Le BAC 221 est un monoplace de construction métallique (aluminium) équipé d’un turboréacteur Rolls-Royce RA 28. Comparé au Fairey Delta 2, la différence essentielle réside dans la voilure et dans les gouvernes qui ont été redessinées ; l’aile est devenue gothique et la flèche au bord d’attaque et de 65°. L’appareil mesure 17,56 mètres de longueur, 3,48 mètres de hauteur et son envergure est de 7,62 mètres. L’allongement est de 1,22 et l’épaisseur relative est de 4,5%. Il est doté d’un système d’autostabilisation qui comporte une commande moteur automatique et qui permet de simuler les modifications de certaines caractéristiques de l’appareil du point de vue stabilité. Un allongement du fuselage de 1,83 mètre a permis d’augmenter la capacité des réservoirs. De nouvelles entrées d’air ont été étudiées et le train d’atterrissage est plus haut que celui qui équipait le Fairey Delta 2. Le nez du fuselage peut pivoter et l’angle d’inclinaison est variable pour étudier le comportement de l’appareil suivant les différentes positions respectives du nez et de la voilure lors des phases de décollage et d’atterrissage.
Tout le domaine des vitesses subsoniques, transsoniques et supersoniques (jusqu’à 1700 km/h) sera étudié ; le programme des essais envisagés complètera le programme de recherche déjà entrepris avec le HP 115 plus particulièrement destiné à l’étude des qualités de vol à très basse vitesse. La différence entre la vitesse du BAC 221 et celle du Concorde, respectivement Mach 1,6 (1700 km/h) et Mach 2,2 (2300 km/h), ne diminue en rien l’intérêt du programme entrepris avec le premier, les essais en soufflerie ayant démontré que, dans cette gamme de vitesse, les caractéristiques de maniabilité restent sensiblement les mêmes.

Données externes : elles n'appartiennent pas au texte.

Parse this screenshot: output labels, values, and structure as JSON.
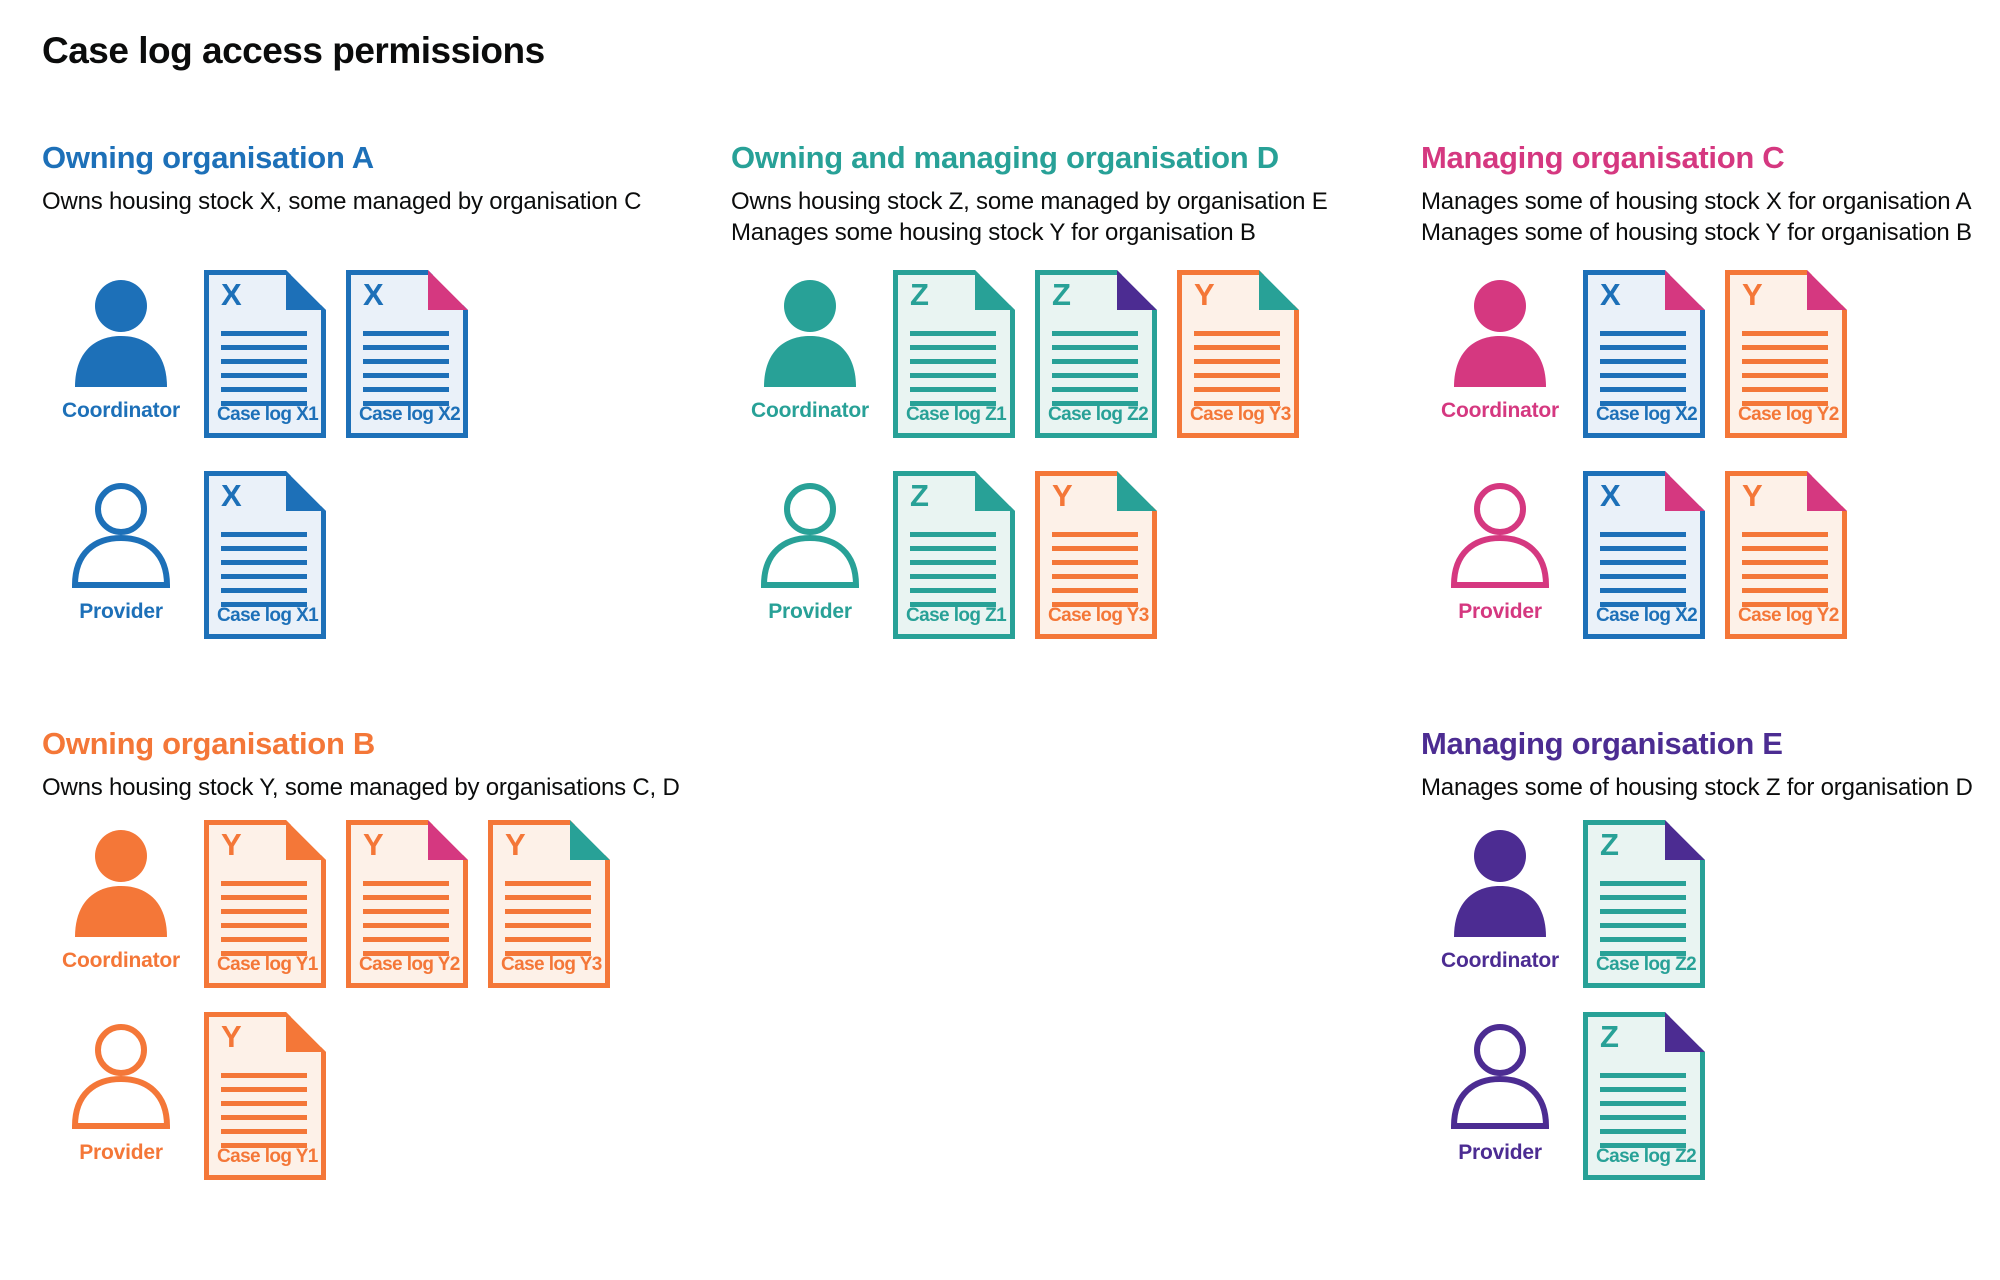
{
  "page": {
    "title": "Case log access permissions"
  },
  "palette": {
    "blue": "#1d70b8",
    "teal": "#28a197",
    "pink": "#d53880",
    "orange": "#f47738",
    "purple": "#4c2c92",
    "text": "#0b0c0c",
    "background": "#ffffff"
  },
  "tints": {
    "blue": "#eaf1f9",
    "teal": "#e9f4f2",
    "orange": "#fdf1e8"
  },
  "roles": {
    "coordinator": {
      "label": "Coordinator",
      "icon": "person-filled-icon"
    },
    "provider": {
      "label": "Provider",
      "icon": "person-outline-icon"
    }
  },
  "icons": {
    "folded-corner": "document-folded-corner-triangle"
  },
  "sections": [
    {
      "id": "org-a",
      "heading": "Owning organisation A",
      "color": "blue",
      "description": [
        "Owns housing stock X, some managed by organisation C"
      ],
      "rows": [
        {
          "role": "coordinator",
          "docs": [
            {
              "letter": "X",
              "label": "Case log X1",
              "doc_color": "blue",
              "fold_color": "blue"
            },
            {
              "letter": "X",
              "label": "Case log X2",
              "doc_color": "blue",
              "fold_color": "pink"
            }
          ]
        },
        {
          "role": "provider",
          "docs": [
            {
              "letter": "X",
              "label": "Case log X1",
              "doc_color": "blue",
              "fold_color": "blue"
            }
          ]
        }
      ]
    },
    {
      "id": "org-d",
      "heading": "Owning and managing organisation D",
      "color": "teal",
      "description": [
        "Owns housing stock Z, some managed by organisation E",
        "Manages some housing stock Y for organisation B"
      ],
      "rows": [
        {
          "role": "coordinator",
          "docs": [
            {
              "letter": "Z",
              "label": "Case log Z1",
              "doc_color": "teal",
              "fold_color": "teal"
            },
            {
              "letter": "Z",
              "label": "Case log Z2",
              "doc_color": "teal",
              "fold_color": "purple"
            },
            {
              "letter": "Y",
              "label": "Case log Y3",
              "doc_color": "orange",
              "fold_color": "teal"
            }
          ]
        },
        {
          "role": "provider",
          "docs": [
            {
              "letter": "Z",
              "label": "Case log Z1",
              "doc_color": "teal",
              "fold_color": "teal"
            },
            {
              "letter": "Y",
              "label": "Case log Y3",
              "doc_color": "orange",
              "fold_color": "teal"
            }
          ]
        }
      ]
    },
    {
      "id": "org-c",
      "heading": "Managing organisation C",
      "color": "pink",
      "description": [
        "Manages some of housing stock X for organisation A",
        "Manages some of housing stock Y for organisation B"
      ],
      "rows": [
        {
          "role": "coordinator",
          "docs": [
            {
              "letter": "X",
              "label": "Case log X2",
              "doc_color": "blue",
              "fold_color": "pink"
            },
            {
              "letter": "Y",
              "label": "Case log Y2",
              "doc_color": "orange",
              "fold_color": "pink"
            }
          ]
        },
        {
          "role": "provider",
          "docs": [
            {
              "letter": "X",
              "label": "Case log X2",
              "doc_color": "blue",
              "fold_color": "pink"
            },
            {
              "letter": "Y",
              "label": "Case log Y2",
              "doc_color": "orange",
              "fold_color": "pink"
            }
          ]
        }
      ]
    },
    {
      "id": "org-b",
      "heading": "Owning organisation B",
      "color": "orange",
      "description": [
        "Owns housing stock Y, some managed by organisations C, D"
      ],
      "rows": [
        {
          "role": "coordinator",
          "docs": [
            {
              "letter": "Y",
              "label": "Case log Y1",
              "doc_color": "orange",
              "fold_color": "orange"
            },
            {
              "letter": "Y",
              "label": "Case log Y2",
              "doc_color": "orange",
              "fold_color": "pink"
            },
            {
              "letter": "Y",
              "label": "Case log Y3",
              "doc_color": "orange",
              "fold_color": "teal"
            }
          ]
        },
        {
          "role": "provider",
          "docs": [
            {
              "letter": "Y",
              "label": "Case log Y1",
              "doc_color": "orange",
              "fold_color": "orange"
            }
          ]
        }
      ]
    },
    {
      "id": "org-e",
      "heading": "Managing organisation E",
      "color": "purple",
      "description": [
        "Manages some of housing stock Z for organisation D"
      ],
      "rows": [
        {
          "role": "coordinator",
          "docs": [
            {
              "letter": "Z",
              "label": "Case log Z2",
              "doc_color": "teal",
              "fold_color": "purple"
            }
          ]
        },
        {
          "role": "provider",
          "docs": [
            {
              "letter": "Z",
              "label": "Case log Z2",
              "doc_color": "teal",
              "fold_color": "purple"
            }
          ]
        }
      ]
    }
  ]
}
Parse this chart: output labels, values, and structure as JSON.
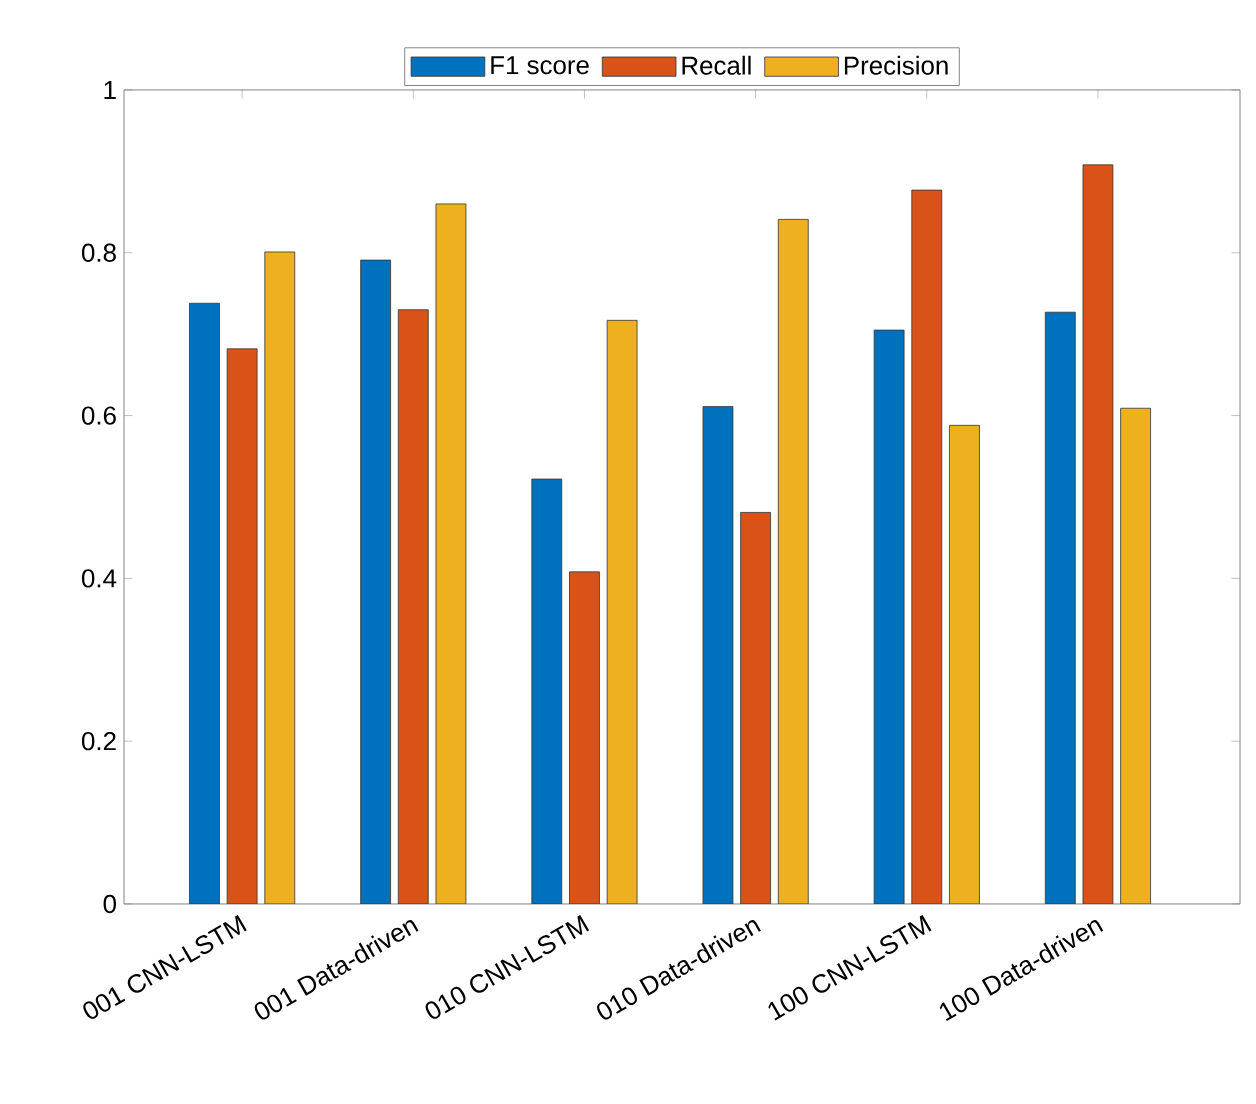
{
  "chart_data": {
    "type": "bar",
    "categories": [
      "001 CNN-LSTM",
      "001 Data-driven",
      "010 CNN-LSTM",
      "010 Data-driven",
      "100 CNN-LSTM",
      "100 Data-driven"
    ],
    "series": [
      {
        "name": "F1 score",
        "color": "#0072bd",
        "values": [
          0.738,
          0.791,
          0.522,
          0.611,
          0.705,
          0.727
        ]
      },
      {
        "name": "Recall",
        "color": "#d95319",
        "values": [
          0.682,
          0.73,
          0.408,
          0.481,
          0.877,
          0.908
        ]
      },
      {
        "name": "Precision",
        "color": "#edb120",
        "values": [
          0.801,
          0.86,
          0.717,
          0.841,
          0.588,
          0.609
        ]
      }
    ],
    "ylim": [
      0,
      1
    ],
    "yticks": [
      0,
      0.2,
      0.4,
      0.6,
      0.8,
      1
    ],
    "grid": false,
    "legend": "top"
  }
}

L’avion expérimental BAC 221 a fait ses premiers essais en vol le 1er mai dernier. L’appareil est représenté ici tandis qu’il se prépare à atterrir après un vol de 23 minutes. On voit que son nez pivotant est en position basse. C’est Godfrey Auty, chef-pilote d’essais de la division Filton de BAC, qui est aux commandes. C’est avion construit pour me compte du Ministère de l’Aviation sera utilisé pour étudier les propriétés aérodynamiques et les caractéristiques de maniabilité des appareils à voilure et fuselage fins aux vitesses subsoniques, transsoniques et supersoniques.